As for JLR, the company said that after the British arm’s return to profit in second and third quarters, which reflected improvements achieved through its transformation programme, fourth quarter results were significantly impacted by the coronavirus pandemic.
Tata Motors CEO and MD Guenter Butschek said the auto industry faced strong headwinds in 2019-20 amid a slowing economy due to multiple factors — liquidity crisis, high fuel prices, changes in axle load norms and BS6 transition. The factors led to weak consumer sentiments and subdued demand across segments.

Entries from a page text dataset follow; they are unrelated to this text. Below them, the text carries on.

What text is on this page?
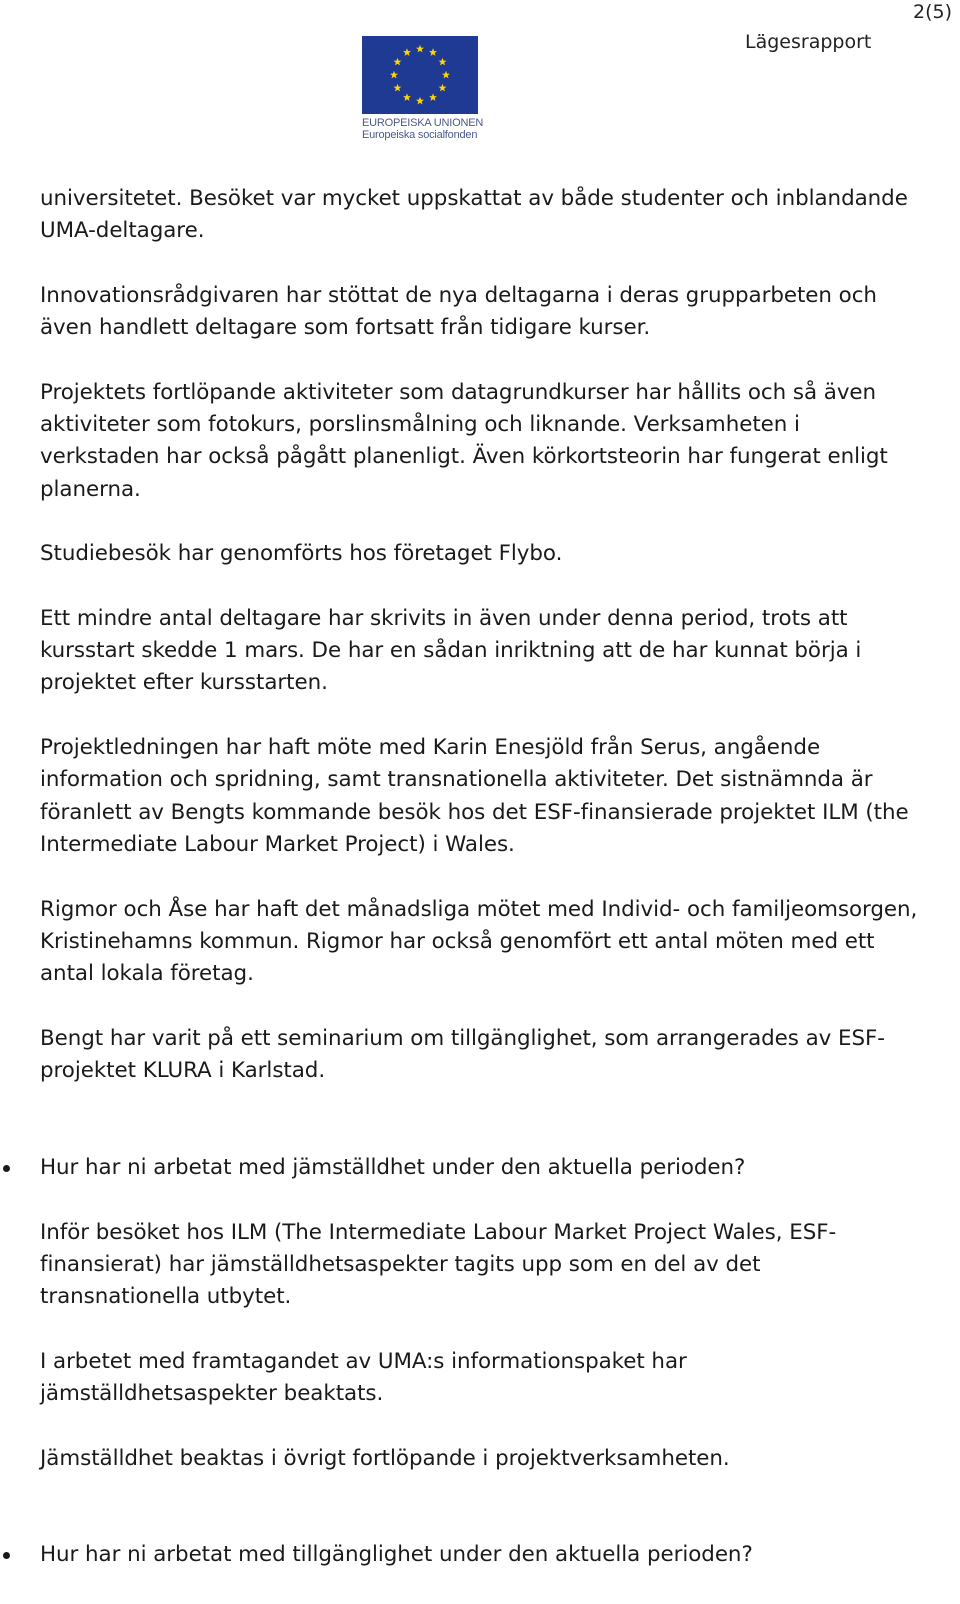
2(5)
Lägesrapport
EUROPEISKA UNIONEN
Europeiska socialfonden

universitetet. Besöket var mycket uppskattat av både studenter och inblandande UMA-deltagare.

Innovationsrådgivaren har stöttat de nya deltagarna i deras grupparbeten och även handlett deltagare som fortsatt från tidigare kurser.

Projektets fortlöpande aktiviteter som datagrundkurser har hållits och så även aktiviteter som fotokurs, porslinsmålning och liknande. Verksamheten i verkstaden har också pågått planenligt. Även körkortsteorin har fungerat enligt planerna.

Studiebesök har genomförts hos företaget Flybo.

Ett mindre antal deltagare har skrivits in även under denna period, trots att kursstart skedde 1 mars. De har en sådan inriktning att de har kunnat börja i projektet efter kursstarten.

Projektledningen har haft möte med Karin Enesjöld från Serus, angående information och spridning, samt transnationella aktiviteter. Det sistnämnda är föranlett av Bengts kommande besök hos det ESF-finansierade projektet ILM (the Intermediate Labour Market Project) i Wales.

Rigmor och Åse har haft det månadsliga mötet med Individ- och familjeomsorgen, Kristinehamns kommun. Rigmor har också genomfört ett antal möten med ett antal lokala företag.

Bengt har varit på ett seminarium om tillgänglighet, som arrangerades av ESF-projektet KLURA i Karlstad.

Hur har ni arbetat med jämställdhet under den aktuella perioden?

Inför besöket hos ILM (The Intermediate Labour Market Project Wales, ESF-finansierat) har jämställdhetsaspekter tagits upp som en del av det transnationella utbytet.

I arbetet med framtagandet av UMA:s informationspaket har jämställdhetsaspekter beaktats.

Jämställdhet beaktas i övrigt fortlöpande i projektverksamheten.

Hur har ni arbetat med tillgänglighet under den aktuella perioden?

“Disruption in the supply chain induced by the pandemic and the nationwide lockdown in mid-March 2020 added to the problems,” he said.
Butschek further said, “Disappointingly, even with our relentless focus on retail acceleration, ‘Mission Zero’ on BS-IV inventory and stringent cost reduction initiatives, we have not been able to mitigate the impact on our financials.
In order to move forward to a sustainable business, the company said it planned a rigorous regimen to conserve cash.
Outling the details, Tata Motors Group chief financial officer P B Balaji said in a conference call that the company plans to deleverage its entire business with focus on cost and cash savings in both JLR and the domestic business.
The plan includes focussing only on projects that are necessary while doing away with the non-critical ones both at Tata Motors and JLR, he noted.
“We are aiming to make Tata Motors cash-positive this fiscal itself and JLR next year,” Balaji said.
On a standalone basis, Tata Motors has initiated a cost savings programme of Rs 1,500 crore and a cash improvement programme of Rs 6,000 crore in the current financial year.
As part of this, the company has deferred or cancelled lower margin and non-critical investment and is targeting a capital expenditure of Rs 1,500 crore in the current financial year, substantially lower than Rs 5,300 crore in 2019-20, Balaji said.
On a standalone basis, the company currently has a free cash flow of around Rs 6,700 crore.
With lockdowns in the first quarter, the company said it expects significantly lower sales in the quarter and negative free cash flow of about Rs 5,000 crore in the April-June quarter of the current fiscal.
On sales outlook, the auto major said it expects a gradual recovery of sales and cash flows for the remainder of the year and expects to end the fiscal with positive free cash flows.
Tata Motors’ total wholesales, including exports, declined by 35.1 per cent in 2019-20 to 4,75,207 units.
Similarly, it reported a 37.4 per cent dip in its domestic passenger vehicle volumes in 2019-20.
JLR, on the other hand, has now increased the cost savings target for March 2021 to 5 billion pounds, implying 1.5 billion pound of cost and cash savings in the current financial year.
As part of this, the company has deferred or cancelled lower margin and non-critical investment and is targeting investment spending of 2.5 billion pounds in 2020-21, substantially lower than 3.3 billion pounds in 2019-20, Balaji said.
The company expects a gradual recovery of sales and improving cash flows for the remainder of the year.
“In China, we are beginning to see recovery in vehicle sales and customers are returning to our showrooms. Our operational fitness gives me confidence that we can weather this (coronavirus) storm,” JLR chief executive Ralf Speth said.
The company’s retail unit sales fell 30.9 per cent in the fourth quarter and 12.1 per cent in 2019-20.